While Xi Jinping has been making lofty climate commitments and has publicly pledged that China will achieve net-zero carbon emissions by 2060, China has made little to no progress phasing out coal. The dirtiest fossil fuel still makes up more than half of the nation’s energy mix. Ironically, the reason that China can’t quit its coal addiction and the motivation for developing domestic clean energy production capacity stem from that same base imperative: energy security. 

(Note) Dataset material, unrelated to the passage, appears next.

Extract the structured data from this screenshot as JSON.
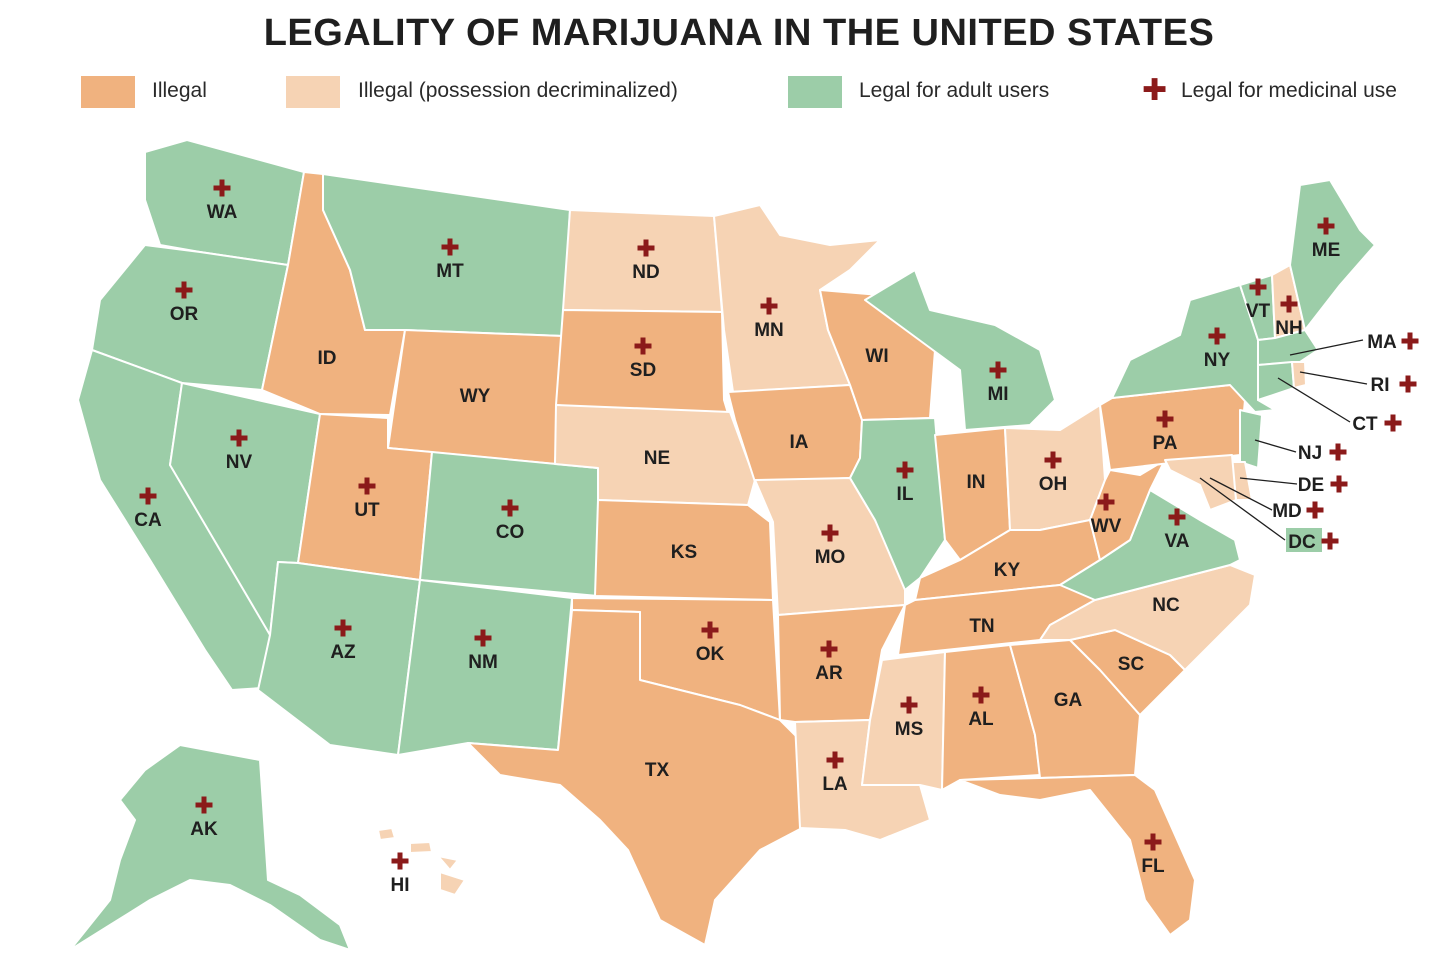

But China’s best efforts have not yet been enough to wean them off of foreign oil and coal - not by a long shot. As the global economy bounces back from the first wave of the novel coronavirus pandemic, countries with fast-growing consumer bases like China are facing some major hurdles. Demand for energy, products, and services is returning to pre-pandemic levels, but global supply chains and markers still have not fully recuperated. 

It’s a tricky situation. Many of the standard options for supporting an economy in slowdown, as is the current case with China, are off the table. Fiscal and monetary supports will only make soaring rates of inflation worse. And then there’s the new and pressing issue of the Delta variant, which is making major waves in economies from China to the United States. When China is selling off its precious oil reserves, it’s obvious that Beijing is between a rock and a hard place - and it’s not going to get out any time soon.